In December, the county Board of Supervisors approved an Adopt-a-Road Program that encourages individuals, businesses, families and organizations to accomplish a worthwhile goal of taking care of our environment. Those who sign up are trained and outfitted with everything they need to conduct a clean-up, such as garbage bags, reflective vests and portable roadside signs, to help beautify the area and make it safer.
“One of the solutions we came up with was having the community more involved,” said Jim Stone, Deputy Public Works Director of Operation. “So they have some ownership and they have a little more pride in it and realize the government doesn’t have enough funds or enough workers to clean up all those miles of roads.”
The county asks that groups adopt one mile of roadway and conduct two to four cleaning sessions per year, depending on the amount of trash. The requested commitment is at least two years.
Crews can leave the refuse in workable piles for county crews to pick up and haul away the next day. The clean-up teams are not required to move large items or handle glass. Safety is the top priority.
In return, the county will thank program participants with recognition via sponsorship signs installed at the adopted section, news releases and certificates of appreciation. Since the program was approved, the first county Adopt-a-Road Program sponsorship sign went up at Venture Academy on Arch Road in Stockton. “By launching our County’s Adopt-A-Road program, we have officially made it our mission to keep our roadways litter-free once again, thanks to selfless, dedicated volunteers like the students from Venture Academy,” said Supervisor Miguel Villapudua, Chair of the San Joaquin County Board of Supervisors.
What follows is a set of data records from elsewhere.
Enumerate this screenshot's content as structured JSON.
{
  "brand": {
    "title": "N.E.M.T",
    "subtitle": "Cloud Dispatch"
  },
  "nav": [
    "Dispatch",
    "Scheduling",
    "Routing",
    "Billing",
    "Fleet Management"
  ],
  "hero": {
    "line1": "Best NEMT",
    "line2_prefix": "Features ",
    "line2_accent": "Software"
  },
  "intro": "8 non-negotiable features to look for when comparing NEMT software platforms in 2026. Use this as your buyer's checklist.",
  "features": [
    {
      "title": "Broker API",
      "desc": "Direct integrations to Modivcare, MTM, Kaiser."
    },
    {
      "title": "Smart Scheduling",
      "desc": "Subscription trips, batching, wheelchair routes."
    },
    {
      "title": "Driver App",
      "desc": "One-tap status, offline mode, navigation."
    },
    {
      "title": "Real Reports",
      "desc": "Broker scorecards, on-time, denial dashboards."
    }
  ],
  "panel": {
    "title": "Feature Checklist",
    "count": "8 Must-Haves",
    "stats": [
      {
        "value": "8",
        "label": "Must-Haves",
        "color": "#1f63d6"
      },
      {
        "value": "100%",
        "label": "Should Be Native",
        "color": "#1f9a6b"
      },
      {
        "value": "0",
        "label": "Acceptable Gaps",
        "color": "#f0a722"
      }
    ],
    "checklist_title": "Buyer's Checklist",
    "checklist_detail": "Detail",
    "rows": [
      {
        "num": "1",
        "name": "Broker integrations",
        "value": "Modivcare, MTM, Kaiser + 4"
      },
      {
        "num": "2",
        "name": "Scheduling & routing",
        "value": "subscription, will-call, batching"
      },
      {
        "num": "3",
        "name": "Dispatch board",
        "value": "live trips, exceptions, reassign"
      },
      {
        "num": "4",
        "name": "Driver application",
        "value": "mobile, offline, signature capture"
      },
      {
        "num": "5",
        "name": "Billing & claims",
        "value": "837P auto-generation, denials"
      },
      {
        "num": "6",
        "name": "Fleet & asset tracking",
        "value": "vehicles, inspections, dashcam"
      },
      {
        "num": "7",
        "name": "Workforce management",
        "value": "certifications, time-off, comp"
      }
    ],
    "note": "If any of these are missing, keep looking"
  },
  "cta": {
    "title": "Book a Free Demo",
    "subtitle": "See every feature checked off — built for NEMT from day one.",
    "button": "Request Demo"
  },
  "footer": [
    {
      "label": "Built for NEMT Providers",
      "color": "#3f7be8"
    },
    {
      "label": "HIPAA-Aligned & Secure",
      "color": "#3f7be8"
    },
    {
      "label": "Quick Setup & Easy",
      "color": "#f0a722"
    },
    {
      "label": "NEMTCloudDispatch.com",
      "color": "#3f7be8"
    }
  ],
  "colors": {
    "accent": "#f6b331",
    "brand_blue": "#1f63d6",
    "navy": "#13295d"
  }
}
More than a dozen organizations are in the process of signing up for the program, which is a good start because it will take hundreds of crews to cover the county’s 1,660 miles of roads.
The county’s program is similar to those conducted for years by CalTrans and city municipalities. The need for volunteers has grown significantly over the past few years.
Stone said the problem has grown over the past three or so years.
“I don’t have a clear evidence as to why it has increased so much, other than the fact the economy has improved and everybody is buying more stuff and throwing more stuff out the window,” Stone said. “But it has been a very significant increase.”
Stone said the county spends $1 million annually cleaning up illegally dumped material off the side of the road. The county has two full-time crews working to clean county roadsides. The county hasn’t the funding to hire crews to pick up the everyday refuse. So, the county looked into ways to solve the problem.
“We don’t have the funding to go for the small items, the cans and the bottles,” Stone said. “They simply aren’t going to get picked up unless we get volunteer groups to do so.”
Supervisor Villapudua said the program is a cost-effective solution but more so, it’s aimed to help instill a sense of community pride and deter people from littering.
“It is our hope that when residents see volunteers performing this noble community service, they will think twice before carelessly trashing neighborhoods and as well speaking up when they see others committing this unacceptable behavior.”